Mais Haines, comme d’autres observateurs occidentaux, pense que Poutine n’a pas les ressources pour mener à bien cette stratégie.

« Si la Russie n’institue pas une mobilisation obligatoire et n’identifie pas d’importants approvisionnements en munitions de tiers, il sera de plus en plus difficile pour elle de maintenir même le niveau actuel des opérations offensives », a déclaré Haines. « Nous ne voyons pas l’armée russe se rétablir suffisamment cette année pour faire des gains territoriaux majeurs. … Ils peuvent se tourner entièrement vers la possession et la défense du territoire qu’ils occupent actuellement.

Budanov a accepté dans une interview de Voice of America.

« La Russie n’est pas prête pour des hostilités à long terme », a-t-il déclaré, rejetant l’idée d’une guerre pluriannuelle. « Ils montrent de toutes les manières possibles qu’ils sont prêts là-bas [for] une « guerre de décennies ». Mais en réalité, leurs ressources sont assez limitées, tant en temps qu’en volume. Et ils le savent très bien.

L’Ukraine s’enroule pour frapper

L’Ukraine, quant à elle, continue d’enrichir son arsenal avec des équipements donnés par l’Occident en vue d’une contre-offensive majeure au printemps.
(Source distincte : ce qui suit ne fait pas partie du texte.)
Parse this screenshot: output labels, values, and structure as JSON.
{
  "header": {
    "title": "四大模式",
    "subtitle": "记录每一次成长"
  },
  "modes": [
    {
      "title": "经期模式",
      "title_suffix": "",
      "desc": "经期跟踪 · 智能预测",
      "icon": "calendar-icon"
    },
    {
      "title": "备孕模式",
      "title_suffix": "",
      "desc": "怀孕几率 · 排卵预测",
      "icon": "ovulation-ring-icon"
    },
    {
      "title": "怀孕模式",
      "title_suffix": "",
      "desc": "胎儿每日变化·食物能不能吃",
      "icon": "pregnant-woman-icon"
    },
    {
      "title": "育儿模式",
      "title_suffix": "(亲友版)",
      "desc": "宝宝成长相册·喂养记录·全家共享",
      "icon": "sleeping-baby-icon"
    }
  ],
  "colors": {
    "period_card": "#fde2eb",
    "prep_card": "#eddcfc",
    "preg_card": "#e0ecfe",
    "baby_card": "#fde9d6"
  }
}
L’Allemagne et la Pologne ont annoncé qu’elles livreraient 28 chars Leopard ce mois-ci, tandis que le Canada a doublé son don initial de quatre. Cela porte à 227 le nombre de chars de combat alliés à destination de l’Ukraine.
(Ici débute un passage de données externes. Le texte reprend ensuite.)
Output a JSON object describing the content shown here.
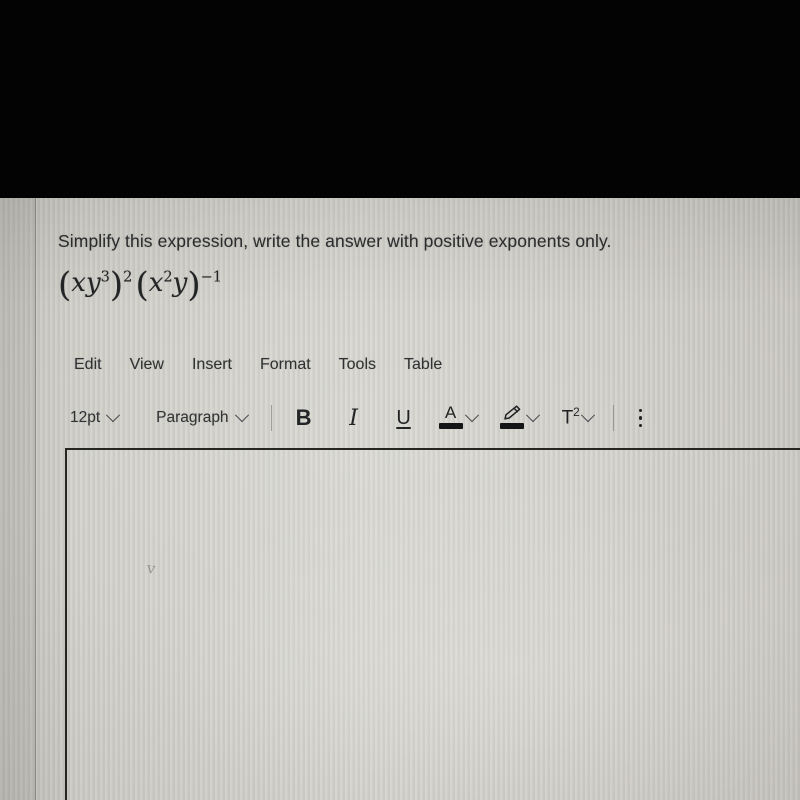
{
  "screen": {
    "letterbox_color": "#030303",
    "page_background": "#d0cfc8"
  },
  "question": {
    "prompt": "Simplify this expression, write the answer with positive exponents only.",
    "expression_plain": "(xy^3)^2 (x^2 y)^-1",
    "expression_parts": {
      "group1": {
        "open": "(",
        "base1": "x",
        "base2": "y",
        "exp2": "3",
        "close": ")",
        "outer_exp": "2"
      },
      "group2": {
        "open": "(",
        "base1": "x",
        "exp1": "2",
        "base2": "y",
        "close": ")",
        "outer_exp": "−1"
      }
    }
  },
  "editor": {
    "menubar": [
      {
        "label": "Edit",
        "name": "menu-edit"
      },
      {
        "label": "View",
        "name": "menu-view"
      },
      {
        "label": "Insert",
        "name": "menu-insert"
      },
      {
        "label": "Format",
        "name": "menu-format"
      },
      {
        "label": "Tools",
        "name": "menu-tools"
      },
      {
        "label": "Table",
        "name": "menu-table"
      }
    ],
    "toolbar": {
      "font_size": "12pt",
      "block_format": "Paragraph",
      "bold_label": "B",
      "italic_label": "I",
      "underline_label": "U",
      "text_color_label": "A",
      "highlight_label": "✎",
      "superscript_label": "T",
      "superscript_exp": "2",
      "more_label": "⋮"
    },
    "body": {
      "content": "",
      "placeholder": ""
    }
  }
}
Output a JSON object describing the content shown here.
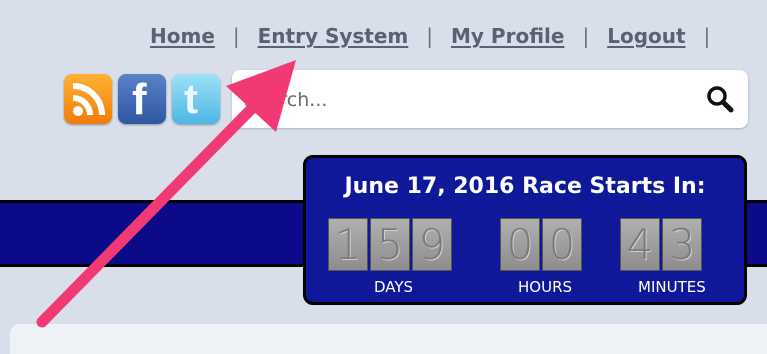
{
  "nav": {
    "home": "Home",
    "entry_system": "Entry System",
    "my_profile": "My Profile",
    "logout": "Logout",
    "separator": "|"
  },
  "social": {
    "fb_glyph": "f",
    "tw_glyph": "t"
  },
  "search": {
    "placeholder": "Search..."
  },
  "countdown": {
    "title": "June 17, 2016 Race Starts In:",
    "days": [
      "1",
      "5",
      "9"
    ],
    "hours": [
      "0",
      "0"
    ],
    "minutes": [
      "4",
      "3"
    ],
    "days_label": "DAYS",
    "hours_label": "HOURS",
    "minutes_label": "MINUTES"
  },
  "colors": {
    "banner": "#0b0b8a",
    "countdown_bg": "#10189a",
    "annotation_arrow": "#f13a74"
  }
}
Les États-Unis ont également annoncé un nouveau programme d’aide militaire de 2 milliards de dollars qui comprenait pour la première fois des ponts tactiques. Ceux-ci sont amenés en position et déployés pour enjamber les rivières lors d’offensives impliquant des chars de combat et des véhicules de combat blindés.
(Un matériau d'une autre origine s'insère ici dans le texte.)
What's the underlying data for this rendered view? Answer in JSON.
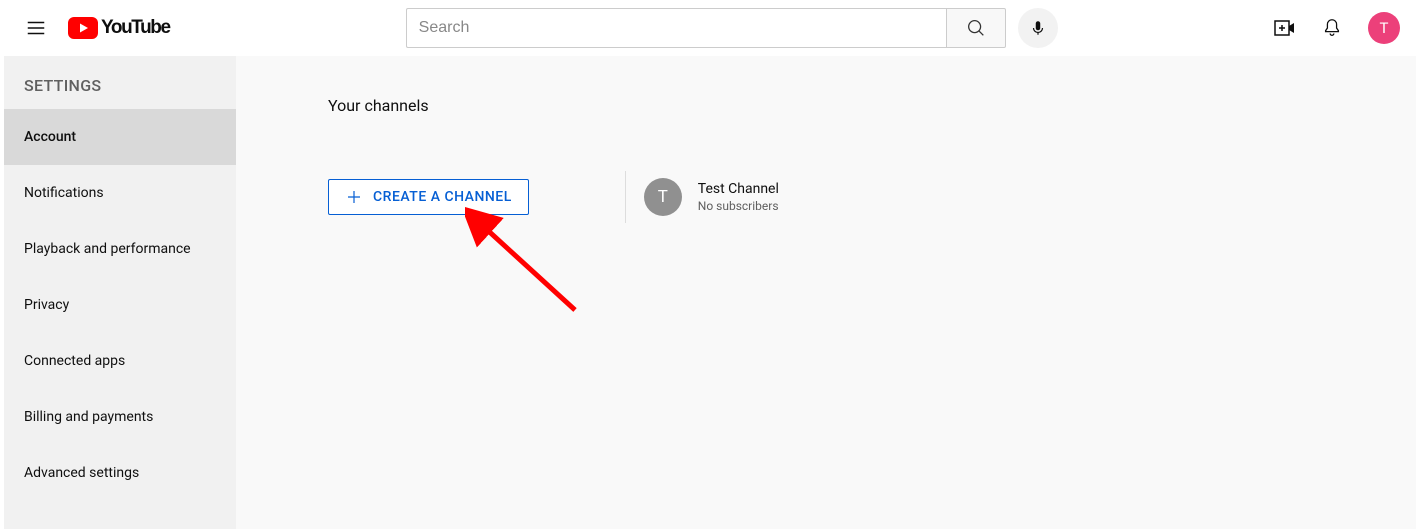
{
  "header": {
    "logo_text": "YouTube",
    "search_placeholder": "Search",
    "avatar_letter": "T"
  },
  "sidebar": {
    "title": "SETTINGS",
    "items": [
      {
        "label": "Account",
        "active": true
      },
      {
        "label": "Notifications",
        "active": false
      },
      {
        "label": "Playback and performance",
        "active": false
      },
      {
        "label": "Privacy",
        "active": false
      },
      {
        "label": "Connected apps",
        "active": false
      },
      {
        "label": "Billing and payments",
        "active": false
      },
      {
        "label": "Advanced settings",
        "active": false
      }
    ]
  },
  "main": {
    "title": "Your channels",
    "create_button_label": "CREATE A CHANNEL",
    "channels": [
      {
        "avatar_letter": "T",
        "name": "Test Channel",
        "subs": "No subscribers"
      }
    ]
  },
  "colors": {
    "brand_red": "#ff0000",
    "link_blue": "#065fd4",
    "avatar_pink": "#ec407a",
    "sidebar_bg": "#f1f1f1",
    "active_bg": "#d9d9d9"
  }
}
L’Ukraine a eu une très forte demande d’artillerie guidée et de roquettes et le Pentagone a dû improviser en trouvant des composants bon marché et abondants. Une réponse est venue sous la forme de bombes de petit diamètre lancées au sol, qui associent des obus d’artillerie et des moteurs de fusée.

Dans le même ordre d’idées, le chef du Commandement aérien allié de l’OTAN a déclaré lundi que les États-Unis avaient fourni à l’Ukraine des kits permettant de transformer des obus d’artillerie non guidés en munitions à guidage de précision d’une portée de 72 km (45 miles).

Un objectif stratégique sera de tenter de « enfoncer un coin dans le front russe au sud – entre la Crimée et le continent russe », a déclaré Vadym Skibitsky, chef adjoint du renseignement militaire ukrainien, au groupe de médias allemand Funke.

Budanov, le patron de Skibitsky, qui serait le seul haut responsable ukrainien à avoir prédit l’invasion russe l’année dernière, a déclaré que l’Ukraine mènerait « une bataille décisive ce printemps et cette bataille sera la dernière avant la fin de cette guerre ».